Collaborative Chinese Text Recognition with Personalized Federated Learning

In Chinese text recognition, to compensate for the insufficient local data and improve the performance of local few-shot character recognition, it is often necessary for one organization to collect a large amount of data from similar organizations. However, due to the natural presence of private information in text data, such as addresses and phone numbers, different organizations are unwilling to share private data. Therefore, it becomes increasingly important to design a privacy-preserving collaborative training framework for the Chinese text recognition task. In this paper, we introduce personalized federated learning (pFL) into the Chinese text recognition task and propose the pFedCR algorithm, which significantly improves the model performance of each client (organization) without sharing private data. Specifically, pFedCR comprises two stages: multiple rounds of global model training stage and the the local personalization stage. During stage 1, an attention mechanism is incorporated into the CRNN model to adapt to various client data distributions. Leveraging inherent character data characteristics, a balanced dataset is created on the server to mitigate character imbalance. In the personalization phase, the global model is fine-tuned for one epoch to create a local model. Parameter averaging between local and global models combines personalized and global feature extraction capabilities. Finally, we fine-tune only the attention layers to enhance its focus on local personalized features. The experimental results on three real-world industrial scenario datasets show that the pFedCR algorithm can improve the performance of local personalized models by about 20\% while also improving their generalization performance on other client data domains. Compared to other state-of-the-art personalized federated learning methods, pFedCR improves performance by 6\% $\sim$ 8\%.

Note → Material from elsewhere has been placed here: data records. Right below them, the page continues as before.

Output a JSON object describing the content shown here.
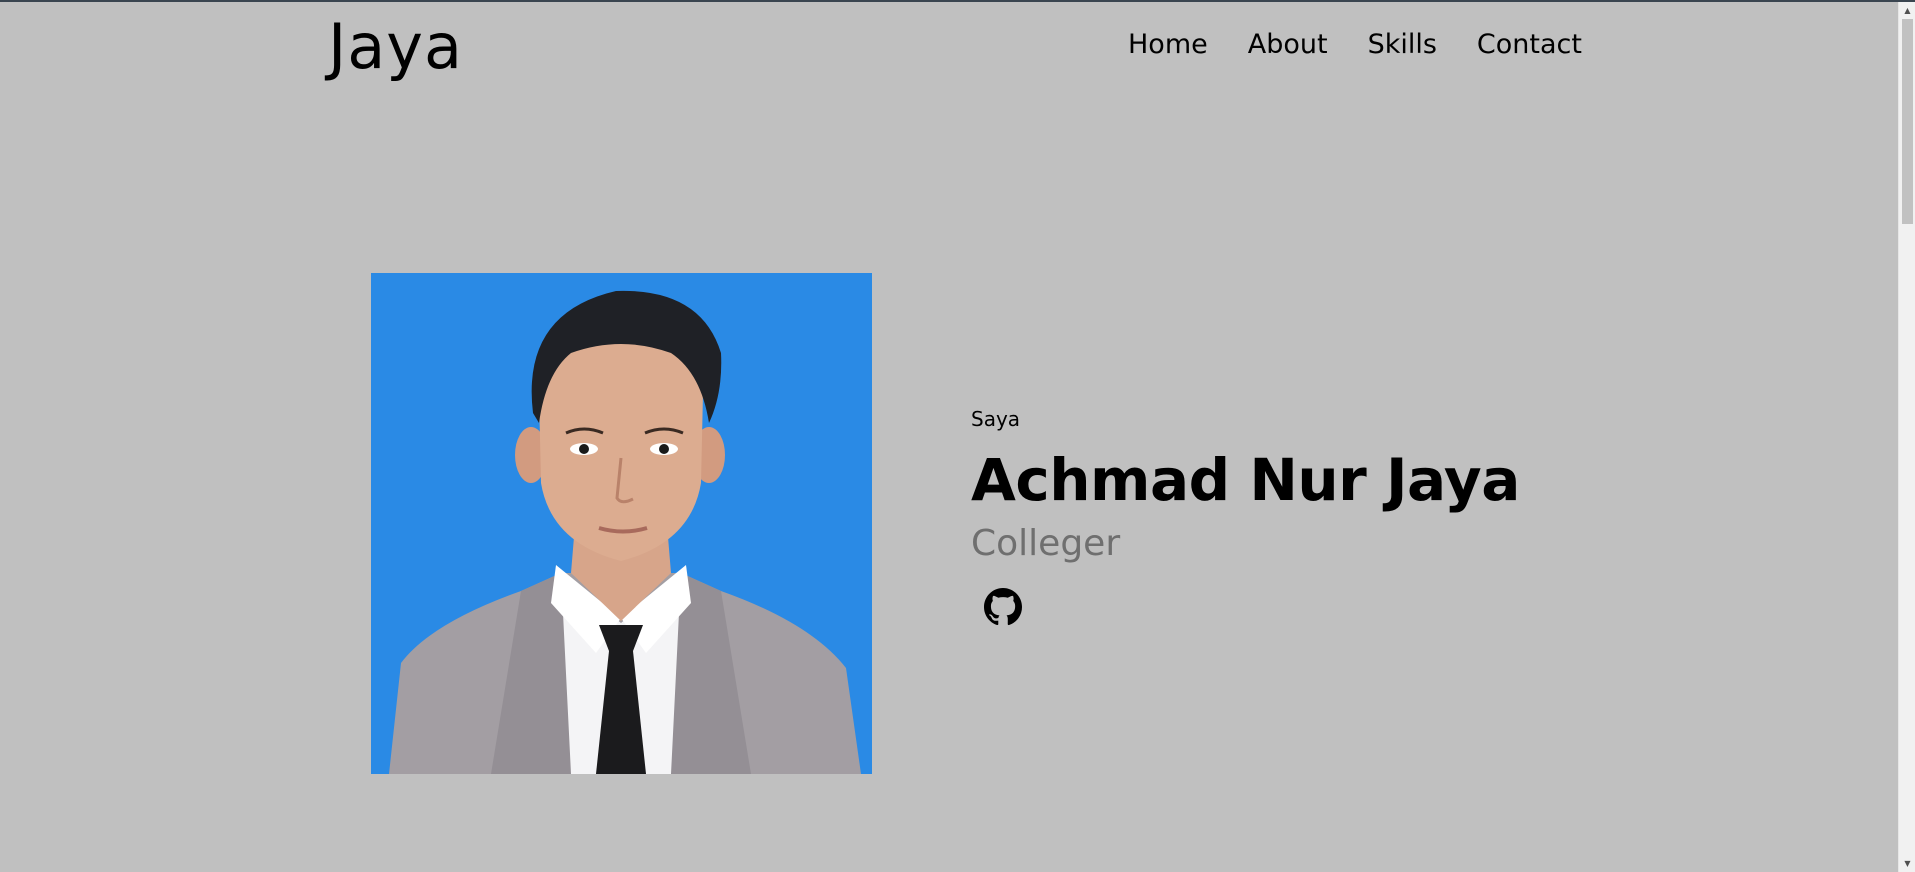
{
  "header": {
    "logo": "Jaya",
    "nav": [
      "Home",
      "About",
      "Skills",
      "Contact"
    ]
  },
  "hero": {
    "greeting": "Saya",
    "name": "Achmad Nur Jaya",
    "role": "Colleger",
    "github_icon": "github-icon",
    "photo_background": "#2a8ae5"
  },
  "colors": {
    "page_background": "#c0c0c0",
    "role_text": "#6f6f6f"
  }
}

翻译：在中文文本识别中，为弥补本地数据不足并提升本地小样本字符识别性能，单一机构往往需要从同类机构收集大量数据。然而，由于文本数据天然包含地址、电话号码等隐私信息，不同机构不愿共享私有数据。因此，设计一种保护隐私的中文文本识别协作训练框架愈发重要。本文首次将个性化联邦学习（pFL）引入中文文本识别任务，提出pFedCR算法，在不共享私有数据的前提下显著提升各客户端（机构）的模型性能。具体而言，pFedCR包含两阶段：多轮全局模型训练阶段与本地个性化阶段。阶段1中，我们在CRNN模型中集成注意力机制以适应不同客户端数据分布；同时利用字符数据固有特性，在服务器端构建均衡数据集以缓解字符不平衡问题。在个性化阶段，全局模型经单轮微调生成本地模型，通过本地与全局模型的参数平均融合个性化特征提取能力与全局特征提取能力。最后，仅对注意力层进行微调以增强其对本地个性化特征的关注。在三个真实工业场景数据集上的实验结果表明，pFedCR算法可使本地个性化模型性能提升约20%，同时提升其在其他客户端数据域的泛化性能。与现有最优个性化联邦学习方法相比，pFedCR的性能提升幅度达6%∼8%。